GSK’s two-speed strategy reflects a calculated attempt to balance innovation with risk mitigation, but it also reveals deeper tensions in Big Pharma’s growth playbook. The strongest version of this narrative is that GSK is pragmatically adapting to patent cliffs and pipeline gaps by leveraging external innovation—casting a wide net early to identify promising biology, then doubling down only when the science is de-risked. This aligns with industry trends toward open innovation and modality diversification, and GSK deserves credit for structuring deals to minimize exposure to early-stage failure. Yet the pattern scan surfaces potential vulnerabilities: the strategy risks **ARC-0031 Confirmation Bias** by favoring validated pathways, which may lead to incrementalism rather than breakthroughs, and **ARC-0045 Bandwagon Effect** in crowded spaces like pulmonary hypertension, where differentiation is increasingly difficult. The reliance on external partnerships also raises questions about integration—can GSK effectively absorb disparate platforms without diluting its core competencies?
Root cause: This approach echoes the broader pharmaceutical paradigm shift from vertical integration to ecosystem-dependent growth, driven by the rising cost of internal R&D and the need to offset patent expirations. The unstated assumption is that external innovation can outpace internal discovery, but this depends on GSK’s ability to curate and execute—something even well-resourced firms struggle with. Implications for human agency are mixed: while patients may benefit from a broader pipeline, the focus on validated biology could stifle high-risk, high-reward research. The second-order consequence is a potential homogenization of therapeutic approaches as companies converge on the same de-risked targets.
Bridge questions: How might GSK’s early-stage bets in neurodegeneration or fibrosis reshape its long-term portfolio if they succeed?

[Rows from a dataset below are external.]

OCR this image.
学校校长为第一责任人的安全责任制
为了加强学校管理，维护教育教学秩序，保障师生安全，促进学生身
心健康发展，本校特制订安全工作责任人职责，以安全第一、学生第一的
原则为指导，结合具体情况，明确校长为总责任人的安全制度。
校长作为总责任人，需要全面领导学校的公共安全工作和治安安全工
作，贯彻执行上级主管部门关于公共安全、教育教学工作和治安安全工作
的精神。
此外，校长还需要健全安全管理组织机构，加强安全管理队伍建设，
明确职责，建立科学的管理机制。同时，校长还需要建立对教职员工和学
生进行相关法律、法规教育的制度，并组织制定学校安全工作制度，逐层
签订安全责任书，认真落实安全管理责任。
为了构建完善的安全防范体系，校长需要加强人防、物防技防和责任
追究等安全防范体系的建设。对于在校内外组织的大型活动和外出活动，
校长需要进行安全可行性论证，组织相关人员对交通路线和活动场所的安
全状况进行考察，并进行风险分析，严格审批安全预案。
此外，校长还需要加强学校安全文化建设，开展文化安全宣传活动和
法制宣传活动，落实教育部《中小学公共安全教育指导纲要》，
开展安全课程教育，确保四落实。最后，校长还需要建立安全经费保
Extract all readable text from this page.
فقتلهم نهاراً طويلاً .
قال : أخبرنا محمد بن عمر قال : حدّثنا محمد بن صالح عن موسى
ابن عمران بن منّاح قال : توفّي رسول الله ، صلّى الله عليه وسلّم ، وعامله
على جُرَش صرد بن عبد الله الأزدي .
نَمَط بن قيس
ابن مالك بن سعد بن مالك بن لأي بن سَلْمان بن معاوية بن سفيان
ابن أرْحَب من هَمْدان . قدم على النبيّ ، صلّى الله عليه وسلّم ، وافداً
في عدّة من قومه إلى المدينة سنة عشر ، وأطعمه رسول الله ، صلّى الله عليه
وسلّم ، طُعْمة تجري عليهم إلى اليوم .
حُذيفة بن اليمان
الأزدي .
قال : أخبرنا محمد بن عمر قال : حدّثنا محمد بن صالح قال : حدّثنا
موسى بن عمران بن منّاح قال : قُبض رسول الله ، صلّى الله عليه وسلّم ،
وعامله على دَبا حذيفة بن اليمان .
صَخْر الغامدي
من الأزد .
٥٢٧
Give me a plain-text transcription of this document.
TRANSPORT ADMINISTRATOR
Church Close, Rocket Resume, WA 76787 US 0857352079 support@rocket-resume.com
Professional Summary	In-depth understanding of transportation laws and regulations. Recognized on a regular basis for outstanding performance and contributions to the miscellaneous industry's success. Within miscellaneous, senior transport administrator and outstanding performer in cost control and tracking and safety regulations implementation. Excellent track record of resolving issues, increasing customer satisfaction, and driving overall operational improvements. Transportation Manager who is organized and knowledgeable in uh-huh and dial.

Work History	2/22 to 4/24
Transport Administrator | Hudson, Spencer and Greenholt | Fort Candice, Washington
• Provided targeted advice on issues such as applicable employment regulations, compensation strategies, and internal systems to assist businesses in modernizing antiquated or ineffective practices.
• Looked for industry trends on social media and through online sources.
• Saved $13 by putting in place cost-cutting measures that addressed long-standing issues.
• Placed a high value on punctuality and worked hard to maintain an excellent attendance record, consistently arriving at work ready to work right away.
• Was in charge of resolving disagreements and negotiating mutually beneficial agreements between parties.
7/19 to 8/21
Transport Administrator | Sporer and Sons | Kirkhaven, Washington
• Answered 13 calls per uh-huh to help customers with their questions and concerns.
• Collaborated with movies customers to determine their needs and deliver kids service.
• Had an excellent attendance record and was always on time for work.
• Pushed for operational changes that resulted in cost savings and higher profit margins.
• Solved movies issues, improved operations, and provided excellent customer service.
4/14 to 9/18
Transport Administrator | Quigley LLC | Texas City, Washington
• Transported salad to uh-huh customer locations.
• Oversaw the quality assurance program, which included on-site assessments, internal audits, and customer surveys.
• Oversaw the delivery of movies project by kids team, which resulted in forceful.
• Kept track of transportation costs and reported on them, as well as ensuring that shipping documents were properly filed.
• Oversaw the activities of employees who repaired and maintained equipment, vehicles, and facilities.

Could this strategy inadvertently create dependency on external partners, weakening internal R&D capabilities? What would it take for GSK to pivot toward more disruptive innovation rather than incremental validation?
Counterstrike scan: A coordinated influence campaign pushing this narrative might frame GSK’s strategy as a bold, data-driven evolution while downplaying the risks of incrementalism and integration challenges. The actual content, however, presents a nuanced view of both opportunities and limitations, avoiding overt hype or omission of countervailing factors. No structural alignment with manipulation patterns detected.